Professor's Computer Knowledge Enlightens Schools
For nearly 30 years, associate professor Elizabeth Heil of Roanoke College's art department has been working with computer graphics. With the help of a grant from the Cabell Foundation, Heil pioneered the College's use of computers in the art department and established its computer graphics lab.
"In the beginning, it was a confusing yet exciting time with a lot of unknowns and trials. Teachers were afraid of the technology; today, the teachers can't even imagine working without them," Heil says on the challenges and rewards of starting the program. "With balancing the budget in relationship to the educational need to stay abreast with technology goals at a liberal arts college, it takes a village of support."
But the artist's skills have not been limited to the college environment - her skills have reached the greater learning community of Salem and the Roanoke valley. Heil has given presentations at local high schools such as James Madison, North Cross, Salem and Lord Botetourt. She also has taught Web design to students in the gifted program at Andrew Lewis Middle School in Salem.
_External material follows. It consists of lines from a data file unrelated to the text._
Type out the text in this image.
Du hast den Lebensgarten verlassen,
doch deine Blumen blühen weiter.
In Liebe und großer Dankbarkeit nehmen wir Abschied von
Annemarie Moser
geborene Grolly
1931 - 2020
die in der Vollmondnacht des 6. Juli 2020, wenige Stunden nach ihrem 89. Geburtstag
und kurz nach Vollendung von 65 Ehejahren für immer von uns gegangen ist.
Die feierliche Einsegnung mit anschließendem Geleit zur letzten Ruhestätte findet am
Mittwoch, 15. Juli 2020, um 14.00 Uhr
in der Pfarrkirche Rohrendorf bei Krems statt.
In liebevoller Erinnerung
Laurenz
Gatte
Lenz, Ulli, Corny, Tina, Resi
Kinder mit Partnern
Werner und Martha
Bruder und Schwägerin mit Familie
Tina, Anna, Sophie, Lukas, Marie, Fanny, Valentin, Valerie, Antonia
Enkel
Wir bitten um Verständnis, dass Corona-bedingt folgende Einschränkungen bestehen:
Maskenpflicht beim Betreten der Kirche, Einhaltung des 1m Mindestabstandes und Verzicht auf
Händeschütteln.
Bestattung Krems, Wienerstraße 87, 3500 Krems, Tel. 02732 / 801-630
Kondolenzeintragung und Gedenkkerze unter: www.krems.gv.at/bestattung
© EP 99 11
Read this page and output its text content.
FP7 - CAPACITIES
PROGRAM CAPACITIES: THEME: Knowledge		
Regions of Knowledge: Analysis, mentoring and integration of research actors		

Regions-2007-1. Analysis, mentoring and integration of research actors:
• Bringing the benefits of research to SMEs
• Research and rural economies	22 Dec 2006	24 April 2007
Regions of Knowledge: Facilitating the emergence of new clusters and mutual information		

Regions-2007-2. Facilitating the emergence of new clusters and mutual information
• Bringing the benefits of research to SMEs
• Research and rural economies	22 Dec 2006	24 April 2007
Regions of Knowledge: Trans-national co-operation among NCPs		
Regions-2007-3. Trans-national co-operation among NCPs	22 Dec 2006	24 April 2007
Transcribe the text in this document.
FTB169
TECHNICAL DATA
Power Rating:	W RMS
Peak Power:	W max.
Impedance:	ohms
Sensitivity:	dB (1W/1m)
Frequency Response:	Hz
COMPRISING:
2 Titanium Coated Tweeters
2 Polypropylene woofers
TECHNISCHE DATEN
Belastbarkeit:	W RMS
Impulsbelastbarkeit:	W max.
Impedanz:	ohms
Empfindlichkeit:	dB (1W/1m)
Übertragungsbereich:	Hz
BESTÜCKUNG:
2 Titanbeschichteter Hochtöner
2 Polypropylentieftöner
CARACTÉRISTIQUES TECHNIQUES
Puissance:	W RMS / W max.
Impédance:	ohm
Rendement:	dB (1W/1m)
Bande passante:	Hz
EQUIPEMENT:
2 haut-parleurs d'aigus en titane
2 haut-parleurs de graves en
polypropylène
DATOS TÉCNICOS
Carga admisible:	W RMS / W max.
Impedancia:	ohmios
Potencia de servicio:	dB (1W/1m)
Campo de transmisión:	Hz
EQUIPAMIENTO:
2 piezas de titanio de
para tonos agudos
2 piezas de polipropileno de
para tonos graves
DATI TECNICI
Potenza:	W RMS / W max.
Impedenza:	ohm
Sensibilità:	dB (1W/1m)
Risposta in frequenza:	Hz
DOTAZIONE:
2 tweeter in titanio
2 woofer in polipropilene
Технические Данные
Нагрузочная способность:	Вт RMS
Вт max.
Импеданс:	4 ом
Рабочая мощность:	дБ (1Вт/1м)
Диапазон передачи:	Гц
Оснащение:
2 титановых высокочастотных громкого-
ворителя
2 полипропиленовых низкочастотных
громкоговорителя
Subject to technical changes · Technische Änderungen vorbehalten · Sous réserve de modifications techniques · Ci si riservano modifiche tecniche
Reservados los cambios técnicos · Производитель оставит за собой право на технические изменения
"I believe that the earlier students are introduced to the software and hardware, the more likely they will become part of a global Web with few language or cultural barriers," Heil says about a generation that is technologically progressing at a fast pace.
Students at the College are no different from the students at Heil's secondary schools in the way that they depend on computers for a multitude of needs that range from solving mathematical problems to purchasing movie tickets. Computers let students travel the world without leaving the campus and help them write research papers with the click of a button. The possibilities are endless and Heil is one of the first to attest to this, especially from an artist's point of view.
"One of the opportunities at the College is the growing support for computers and various peripheral devices like specialized printers, cameras and scanning equipment. The technology and the computer programs are always in flux," says Heil.
As an artist, Heil has used the development of computer graphics to her advantage. Because she has been in the field for so long, Heil's art has evolved with the technology. "With archival inks now available, I look at the faded perforated paper that held my images only 25 years ago and wonder where the next 25 years will lead me," Heil says.
A graduate of the University of Louisville with honors and a bachelor's degree in art and of Northern Illinois Univeristy with a Master of Fine Arts in printmaking and drawing, Heil has been an art professor at the College since 1986.